« Notre pays, le Togo, est un camp de concentration nazi, ce n’est plus un territoire indépendant. » L’armée est « une armée d’occupation ». Le régime est « barbare ». La gouvernance relève d’une « oligarchie militaro-clanique ». Le nombre de « Togolais assassinés par la France-Afrique (…) dépasse de loin le nombre de ceux qui sont tombés au Rwanda » pendant le génocide des Tutsi en 1994… Le 27 avril dernier, en trois minutes d’une courte intervention au micro d’une radio privée locale, l’ancien ministre Djimon Oré a salué à sa façon le 61e anniversaire de l’accession du pays à l’indépendance.
Interpellé deux jours après avoir tenus ces propos, le président du Front des patriotes pour la démocratie (FPD) a été placé dans la foulée en détention provisoire dans l’attente du procès qui s’est tenu ce mardi 18 mai, à l’issue duquel il a été condamné à deux ans de prison ferme pour « outrage aux autorités » et « diffusion de fausses nouvelles ».
Prestation jugée désastreuse
Depuis son incarcération, il avait obtenu le soutien de plusieurs personnalités de l’opposition. Selon Gnimdéwa Atakpama, qui conduisait une délégation de cadres de l’opposition, qui lui a rendu visite le 6 mai dans les locaux du Service central de recherche et d’investigations criminelles (SCRIC), Djimon Oré se disait « préparé à cela ». La peine qui lui a été infligée n’en a pas moins été jugée « trop lourde » par son avocat, Me Dieudonné Agbahé.

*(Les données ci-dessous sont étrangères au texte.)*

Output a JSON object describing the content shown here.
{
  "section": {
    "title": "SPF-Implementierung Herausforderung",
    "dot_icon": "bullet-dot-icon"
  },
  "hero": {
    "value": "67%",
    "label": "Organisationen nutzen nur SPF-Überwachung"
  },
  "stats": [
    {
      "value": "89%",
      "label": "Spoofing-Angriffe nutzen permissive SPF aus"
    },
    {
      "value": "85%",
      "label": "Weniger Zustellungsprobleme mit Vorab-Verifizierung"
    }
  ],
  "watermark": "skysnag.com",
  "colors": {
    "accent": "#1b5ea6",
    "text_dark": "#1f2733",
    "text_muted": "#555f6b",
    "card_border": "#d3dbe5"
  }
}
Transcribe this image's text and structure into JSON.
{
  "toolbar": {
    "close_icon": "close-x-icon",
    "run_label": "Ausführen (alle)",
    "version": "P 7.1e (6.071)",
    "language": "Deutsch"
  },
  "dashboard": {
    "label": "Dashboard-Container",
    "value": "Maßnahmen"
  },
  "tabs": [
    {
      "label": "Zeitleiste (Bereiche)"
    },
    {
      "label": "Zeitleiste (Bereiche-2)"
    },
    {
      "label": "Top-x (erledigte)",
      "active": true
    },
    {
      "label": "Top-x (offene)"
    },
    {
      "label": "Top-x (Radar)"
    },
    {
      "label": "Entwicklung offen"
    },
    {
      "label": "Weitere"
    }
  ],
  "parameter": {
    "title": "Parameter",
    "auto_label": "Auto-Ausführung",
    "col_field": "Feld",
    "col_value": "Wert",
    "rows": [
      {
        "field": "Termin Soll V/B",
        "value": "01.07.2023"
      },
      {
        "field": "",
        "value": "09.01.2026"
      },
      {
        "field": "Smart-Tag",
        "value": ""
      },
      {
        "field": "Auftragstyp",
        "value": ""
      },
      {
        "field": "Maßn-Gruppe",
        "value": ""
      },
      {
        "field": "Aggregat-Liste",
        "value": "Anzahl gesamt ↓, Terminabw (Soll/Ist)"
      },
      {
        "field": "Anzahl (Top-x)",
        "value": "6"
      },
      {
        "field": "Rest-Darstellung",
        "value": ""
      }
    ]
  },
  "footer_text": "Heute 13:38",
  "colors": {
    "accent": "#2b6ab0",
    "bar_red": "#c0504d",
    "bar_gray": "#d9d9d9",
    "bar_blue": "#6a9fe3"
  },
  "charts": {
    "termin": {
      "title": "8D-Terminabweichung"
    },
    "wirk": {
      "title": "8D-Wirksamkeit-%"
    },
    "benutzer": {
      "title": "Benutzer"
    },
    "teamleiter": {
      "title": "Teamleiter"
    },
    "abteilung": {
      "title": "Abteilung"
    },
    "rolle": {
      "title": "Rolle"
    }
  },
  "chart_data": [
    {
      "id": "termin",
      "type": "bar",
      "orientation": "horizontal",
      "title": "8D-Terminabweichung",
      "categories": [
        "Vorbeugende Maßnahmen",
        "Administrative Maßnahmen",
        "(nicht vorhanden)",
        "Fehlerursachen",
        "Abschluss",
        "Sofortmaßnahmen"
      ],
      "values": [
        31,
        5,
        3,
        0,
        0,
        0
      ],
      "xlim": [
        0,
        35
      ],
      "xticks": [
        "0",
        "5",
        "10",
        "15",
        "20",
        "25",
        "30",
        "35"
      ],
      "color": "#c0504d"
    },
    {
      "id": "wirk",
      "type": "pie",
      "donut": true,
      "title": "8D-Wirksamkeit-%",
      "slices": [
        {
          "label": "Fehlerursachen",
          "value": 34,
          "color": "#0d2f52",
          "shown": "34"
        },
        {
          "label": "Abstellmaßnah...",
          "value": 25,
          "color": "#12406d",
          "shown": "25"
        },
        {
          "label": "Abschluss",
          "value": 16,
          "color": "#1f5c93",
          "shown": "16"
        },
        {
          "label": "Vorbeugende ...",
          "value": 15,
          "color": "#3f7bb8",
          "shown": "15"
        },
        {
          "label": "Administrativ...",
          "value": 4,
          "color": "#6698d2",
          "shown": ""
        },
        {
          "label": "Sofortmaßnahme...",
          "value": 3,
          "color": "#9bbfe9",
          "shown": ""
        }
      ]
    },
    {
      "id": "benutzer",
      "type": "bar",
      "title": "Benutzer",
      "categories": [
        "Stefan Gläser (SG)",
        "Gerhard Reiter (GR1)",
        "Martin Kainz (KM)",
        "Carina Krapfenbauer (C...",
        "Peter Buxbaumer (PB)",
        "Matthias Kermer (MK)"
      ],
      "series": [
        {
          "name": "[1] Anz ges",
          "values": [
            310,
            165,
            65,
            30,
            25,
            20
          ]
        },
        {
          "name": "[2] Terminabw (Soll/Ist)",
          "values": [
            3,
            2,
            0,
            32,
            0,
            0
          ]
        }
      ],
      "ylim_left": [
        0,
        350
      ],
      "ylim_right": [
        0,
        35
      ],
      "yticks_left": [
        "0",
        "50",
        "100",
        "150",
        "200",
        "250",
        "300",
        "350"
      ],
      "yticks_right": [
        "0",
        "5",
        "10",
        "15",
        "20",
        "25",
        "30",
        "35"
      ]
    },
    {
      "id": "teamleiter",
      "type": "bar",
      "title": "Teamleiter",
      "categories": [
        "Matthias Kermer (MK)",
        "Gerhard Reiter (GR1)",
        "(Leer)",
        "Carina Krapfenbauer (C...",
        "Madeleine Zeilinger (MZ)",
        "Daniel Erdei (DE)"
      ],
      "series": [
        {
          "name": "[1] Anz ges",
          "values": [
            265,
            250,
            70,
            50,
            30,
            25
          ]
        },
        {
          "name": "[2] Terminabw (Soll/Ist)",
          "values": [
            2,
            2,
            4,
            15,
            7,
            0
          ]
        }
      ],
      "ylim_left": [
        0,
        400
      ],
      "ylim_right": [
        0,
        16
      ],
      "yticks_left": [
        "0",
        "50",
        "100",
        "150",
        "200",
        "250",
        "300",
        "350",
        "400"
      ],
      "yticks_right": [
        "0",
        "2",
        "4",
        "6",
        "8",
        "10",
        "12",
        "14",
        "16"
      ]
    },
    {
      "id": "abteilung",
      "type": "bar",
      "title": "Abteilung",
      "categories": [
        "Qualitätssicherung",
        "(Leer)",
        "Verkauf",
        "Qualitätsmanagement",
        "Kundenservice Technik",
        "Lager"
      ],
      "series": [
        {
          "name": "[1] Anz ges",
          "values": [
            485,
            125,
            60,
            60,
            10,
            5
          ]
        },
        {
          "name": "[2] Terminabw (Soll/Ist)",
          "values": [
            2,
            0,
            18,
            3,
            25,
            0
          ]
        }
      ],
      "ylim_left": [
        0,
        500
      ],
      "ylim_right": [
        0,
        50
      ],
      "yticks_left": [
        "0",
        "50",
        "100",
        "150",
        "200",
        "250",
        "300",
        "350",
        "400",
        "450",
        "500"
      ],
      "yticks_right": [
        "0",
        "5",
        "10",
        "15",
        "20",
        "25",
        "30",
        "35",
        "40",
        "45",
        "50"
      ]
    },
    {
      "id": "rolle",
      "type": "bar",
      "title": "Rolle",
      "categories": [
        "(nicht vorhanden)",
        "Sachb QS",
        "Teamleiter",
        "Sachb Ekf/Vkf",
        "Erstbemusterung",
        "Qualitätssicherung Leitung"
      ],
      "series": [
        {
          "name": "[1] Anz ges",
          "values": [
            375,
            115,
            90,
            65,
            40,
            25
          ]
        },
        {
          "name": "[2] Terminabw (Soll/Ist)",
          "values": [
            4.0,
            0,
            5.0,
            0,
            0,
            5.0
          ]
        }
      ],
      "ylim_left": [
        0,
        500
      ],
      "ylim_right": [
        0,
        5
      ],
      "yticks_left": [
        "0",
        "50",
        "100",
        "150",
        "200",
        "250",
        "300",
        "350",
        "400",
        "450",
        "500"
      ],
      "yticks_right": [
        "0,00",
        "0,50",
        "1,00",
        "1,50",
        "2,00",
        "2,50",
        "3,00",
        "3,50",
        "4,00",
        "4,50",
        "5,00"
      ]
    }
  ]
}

Le quadra, qui s’est forgé une réputation d’opposant tonitruant, a pourtant passé plusieurs années dans les couloirs du pouvoir. Entre 2010 et 2013, il a été ministre de la Communication au sein des gouvernements de Gilbert Houngbo et Arthème Ahoomey-Zunu, par la grâce de l’accord politique historique signé alors entre le défunt Rassemblement du peuple togolais (RPT, devenu Unir), le parti au pouvoir, et l’Union des forces du changement (UFC), dirigé par Gilchrist Olympio.
Il boycotte certaines séances, quitte parfois la salle de plénière avec pertes et fracas
Djimon Oré est alors un proche de ce dernier. Il lui doit notamment d’avoir été reconduit après la démission du gouvernement Houngbo, alors que ses premiers pas en tant que ministre de la Communication avaient été pour le moins difficiles.
Le 29 mai 2010, sa première apparition sur les écrans de la télévision publique pour la traditionnelle lecture du communiqué du conseil de ministre qui venait de se terminer avait en effet été jugé si désastreuse qu’il n’était par la suite plus reparu. D’autres ministres avaient finalement été désignés pour prendre le relai pour ce compte-rendu télévisé.
Coups d’éclat
Le piètre résultat du parti aux législatives de 2013, passé de 27 à 3 députés, et la crise interne qui allait suivre au sein de l’UFC a cependant accéléré les choses. Djimon Oré, élu dans sa circonscription natale d’Est-Mono, prend la tête de la fronde contre Gilchrist Olympio.
Les dissidents réclament une renégociation de l’accord qui lie le parti à la formation de Faure Gnassingbé. Oré prend alors ses distances avec Olympio et avec la ligne de l’UFC, dont il prend de plus en plus régulièrement le contre-pied dans ses interventions publiques. Il finira par être exclu de l’UFC et, en 2014, par créer son propre parti, le FPD. Siégeant alors en tant que non inscrit à l’Assemblée nationale, il y multiplie les coups d’éclat. Il boycotte certaines séances, quitte parfois la salle de plénière avec pertes et fracas.
Ses sorties médiatiques ne sont qu’informations infondées et diffamation. Il tient des propos dangereux
« Le régime RPT-Unir est une dictature militaire clanique. Djimon Oré fait le même constat. Il l’exprime librement conformément à la Constitution togolaise qui garantit à tous la liberté d’opinion et d’expression », a estimé l’Alliance nationale pour le changement de Jean-Pierre Fabre, ancien allié au sein de l’UFC.
« Depuis son éviction du gouvernement, Djimon Oré est aigri. Ses sorties médiatiques ne sont qu’informations infondées, diffamations et remises en cause du vivre-ensemble dans le pays. Il tient des propos dangereux », accuse au contraire un cadre du parti au pouvoir, qui n’a pas officiellement souhaité réagir à la condamnation.